While this trifurcation to a certain extent has to do with professional competencies and affinities, doing all of those is difficult, if not impossible. Many leaders are perplexed about which one to choose to be their primary focus. Like many other leaders, I am under pressure to part take in all three, but I established a separate group that manages the outward-facing, customers side of things. I would show up sporadically in meetings with customers and engage in a conversation with them, but I am not a developer advocate at our company. We have a different group that focuses on that every day, all day. I didn’t entirely abdicate that aspect of the role, but it is not part of my day-to-day responsibilities. On the other side, I am working diligently to hire directors of engineering and ensure that we have people who will be managing people and processes within our organization. That allows me to focus more on technology but also to support the work of our ICs.
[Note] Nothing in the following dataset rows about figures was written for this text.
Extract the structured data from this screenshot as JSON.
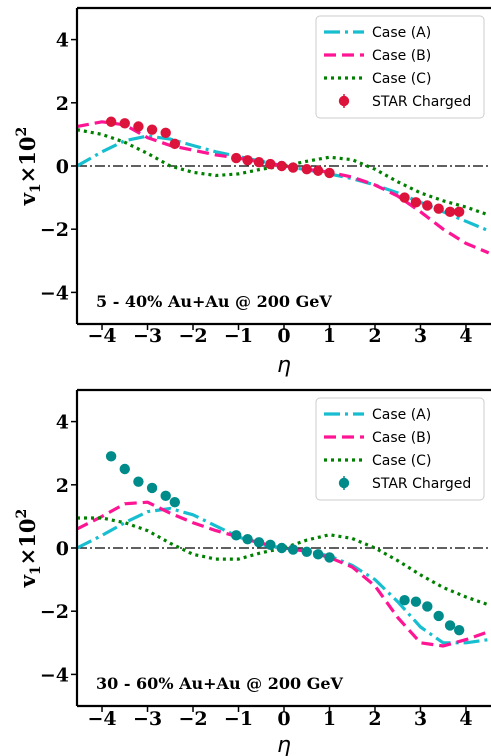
{
  "chart_data": [
    {
      "type": "line",
      "annotation": "5 - 40% Au+Au @ 200 GeV",
      "xlabel": "η",
      "ylabel": {
        "base": "v",
        "sub": "1",
        "mid": "×10",
        "sup": "2"
      },
      "xlim": [
        -4.55,
        4.55
      ],
      "ylim": [
        -5,
        5
      ],
      "xticks": [
        -4,
        -3,
        -2,
        -1,
        0,
        1,
        2,
        3,
        4
      ],
      "yticks": [
        -4,
        -2,
        0,
        2,
        4
      ],
      "tick_labels_x": [
        "−4",
        "−3",
        "−2",
        "−1",
        "0",
        "1",
        "2",
        "3",
        "4"
      ],
      "tick_labels_y": [
        "−4",
        "−2",
        "0",
        "2",
        "4"
      ],
      "reference_line": 0,
      "legend_position": "top-right",
      "series": [
        {
          "name": "Case (A)",
          "style": "dashdot",
          "color": "#17becf",
          "x": [
            -4.55,
            -4.0,
            -3.5,
            -3.0,
            -2.5,
            -2.0,
            -1.5,
            -1.0,
            -0.5,
            0.0,
            0.5,
            1.0,
            1.5,
            2.0,
            2.5,
            3.0,
            3.5,
            4.0,
            4.5
          ],
          "y": [
            0.0,
            0.45,
            0.8,
            0.95,
            0.85,
            0.65,
            0.45,
            0.3,
            0.15,
            0.0,
            -0.12,
            -0.25,
            -0.4,
            -0.6,
            -0.85,
            -1.15,
            -1.45,
            -1.75,
            -2.05
          ]
        },
        {
          "name": "Case (B)",
          "style": "dashed",
          "color": "#ff1493",
          "x": [
            -4.55,
            -4.0,
            -3.5,
            -3.0,
            -2.5,
            -2.0,
            -1.5,
            -1.0,
            -0.5,
            0.0,
            0.5,
            1.0,
            1.5,
            2.0,
            2.5,
            3.0,
            3.5,
            4.0,
            4.5
          ],
          "y": [
            1.25,
            1.4,
            1.3,
            0.9,
            0.65,
            0.5,
            0.35,
            0.25,
            0.12,
            0.0,
            -0.1,
            -0.2,
            -0.35,
            -0.6,
            -0.95,
            -1.45,
            -2.0,
            -2.45,
            -2.75
          ]
        },
        {
          "name": "Case (C)",
          "style": "dotted",
          "color": "#008000",
          "x": [
            -4.55,
            -4.0,
            -3.5,
            -3.0,
            -2.5,
            -2.0,
            -1.5,
            -1.0,
            -0.5,
            0.0,
            0.5,
            1.0,
            1.5,
            2.0,
            2.5,
            3.0,
            3.5,
            4.0,
            4.5
          ],
          "y": [
            1.15,
            1.0,
            0.75,
            0.4,
            0.0,
            -0.2,
            -0.3,
            -0.25,
            -0.1,
            0.0,
            0.15,
            0.28,
            0.2,
            -0.1,
            -0.5,
            -0.85,
            -1.1,
            -1.3,
            -1.55
          ]
        },
        {
          "name": "STAR Charged",
          "style": "markers",
          "color": "#dc143c",
          "x": [
            -3.8,
            -3.5,
            -3.2,
            -2.9,
            -2.6,
            -2.4,
            -1.05,
            -0.8,
            -0.55,
            -0.3,
            -0.05,
            0.2,
            0.5,
            0.75,
            1.0,
            2.65,
            2.9,
            3.15,
            3.4,
            3.65,
            3.85
          ],
          "y": [
            1.4,
            1.35,
            1.25,
            1.15,
            1.05,
            0.7,
            0.25,
            0.18,
            0.12,
            0.06,
            0.0,
            -0.05,
            -0.1,
            -0.15,
            -0.22,
            -1.0,
            -1.15,
            -1.25,
            -1.35,
            -1.45,
            -1.45
          ]
        }
      ]
    },
    {
      "type": "line",
      "annotation": "30 - 60% Au+Au @ 200 GeV",
      "xlabel": "η",
      "ylabel": {
        "base": "v",
        "sub": "1",
        "mid": "×10",
        "sup": "2"
      },
      "xlim": [
        -4.55,
        4.55
      ],
      "ylim": [
        -5,
        5
      ],
      "xticks": [
        -4,
        -3,
        -2,
        -1,
        0,
        1,
        2,
        3,
        4
      ],
      "yticks": [
        -4,
        -2,
        0,
        2,
        4
      ],
      "tick_labels_x": [
        "−4",
        "−3",
        "−2",
        "−1",
        "0",
        "1",
        "2",
        "3",
        "4"
      ],
      "tick_labels_y": [
        "−4",
        "−2",
        "0",
        "2",
        "4"
      ],
      "reference_line": 0,
      "legend_position": "top-right",
      "series": [
        {
          "name": "Case (A)",
          "style": "dashdot",
          "color": "#17becf",
          "x": [
            -4.55,
            -4.0,
            -3.5,
            -3.0,
            -2.5,
            -2.0,
            -1.5,
            -1.0,
            -0.5,
            0.0,
            0.5,
            1.0,
            1.5,
            2.0,
            2.5,
            3.0,
            3.5,
            4.0,
            4.5
          ],
          "y": [
            0.0,
            0.4,
            0.8,
            1.15,
            1.25,
            1.05,
            0.7,
            0.35,
            0.1,
            0.0,
            -0.1,
            -0.25,
            -0.55,
            -1.0,
            -1.7,
            -2.5,
            -3.0,
            -3.0,
            -2.9
          ]
        },
        {
          "name": "Case (B)",
          "style": "dashed",
          "color": "#ff1493",
          "x": [
            -4.55,
            -4.0,
            -3.5,
            -3.0,
            -2.5,
            -2.0,
            -1.5,
            -1.0,
            -0.5,
            0.0,
            0.5,
            1.0,
            1.5,
            2.0,
            2.5,
            3.0,
            3.5,
            4.0,
            4.5
          ],
          "y": [
            0.6,
            1.0,
            1.4,
            1.45,
            1.1,
            0.8,
            0.55,
            0.35,
            0.15,
            0.0,
            -0.1,
            -0.3,
            -0.6,
            -1.2,
            -2.2,
            -3.0,
            -3.1,
            -2.9,
            -2.65
          ]
        },
        {
          "name": "Case (C)",
          "style": "dotted",
          "color": "#008000",
          "x": [
            -4.55,
            -4.0,
            -3.5,
            -3.0,
            -2.5,
            -2.0,
            -1.5,
            -1.0,
            -0.5,
            0.0,
            0.5,
            1.0,
            1.5,
            2.0,
            2.5,
            3.0,
            3.5,
            4.0,
            4.5
          ],
          "y": [
            0.95,
            0.95,
            0.8,
            0.55,
            0.15,
            -0.2,
            -0.35,
            -0.35,
            -0.15,
            0.0,
            0.25,
            0.42,
            0.3,
            0.0,
            -0.4,
            -0.85,
            -1.25,
            -1.55,
            -1.8
          ]
        },
        {
          "name": "STAR Charged",
          "style": "markers",
          "color": "#008b8b",
          "x": [
            -3.8,
            -3.5,
            -3.2,
            -2.9,
            -2.6,
            -2.4,
            -1.05,
            -0.8,
            -0.55,
            -0.3,
            -0.05,
            0.2,
            0.5,
            0.75,
            1.0,
            2.65,
            2.9,
            3.15,
            3.4,
            3.65,
            3.85
          ],
          "y": [
            2.9,
            2.5,
            2.1,
            1.9,
            1.65,
            1.45,
            0.4,
            0.28,
            0.18,
            0.1,
            0.0,
            -0.05,
            -0.12,
            -0.2,
            -0.3,
            -1.65,
            -1.7,
            -1.85,
            -2.15,
            -2.45,
            -2.6
          ]
        }
      ]
    }
  ]
}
The problem appears when someone succumbs to pressure and agrees to do all three. It is possible to be good at all three, but it is impossible to be great. There are many ways to make the right choice. The most common one is to find an alignment between what you like and what you are good at. Don’t pick only the one you are good at because that is not wise long-term. But, choosing any is better than balancing all of them. Once you make your choice, hire people to fill in the other positions or allocate those responsibilities to other managers.

Lessons learned

  • Deciding on one seems obvious, yet most people have to learn it the hard way. Almost everyone will try to do it all at once, at least for a while, because that is something people will learn only by failing. My advice is: don’t feel bad that you have to focus on one. Also, this is not a battle you can win without support from people across your organization. Giving up on some responsibilities means that you will have to find people willing to cover those areas.
  • Introspection is something people often don’t take seriously and rarely practice. It is time-consuming, and many people would rather avoid being critical to themselves, which is a key ingredient for understanding what kind of a CTO you are/should be. Admitting that they can’t do something is probably not easy for many people. But acknowledging that you have a problem is the first step in fixing the problem.
  • Multitasking never turns out well in Engineering. There is no shame in choosing what you love to do and what you are good at. It’s a far more commendable choice than balancing the three while failing to excel at whatever you think the focus should be.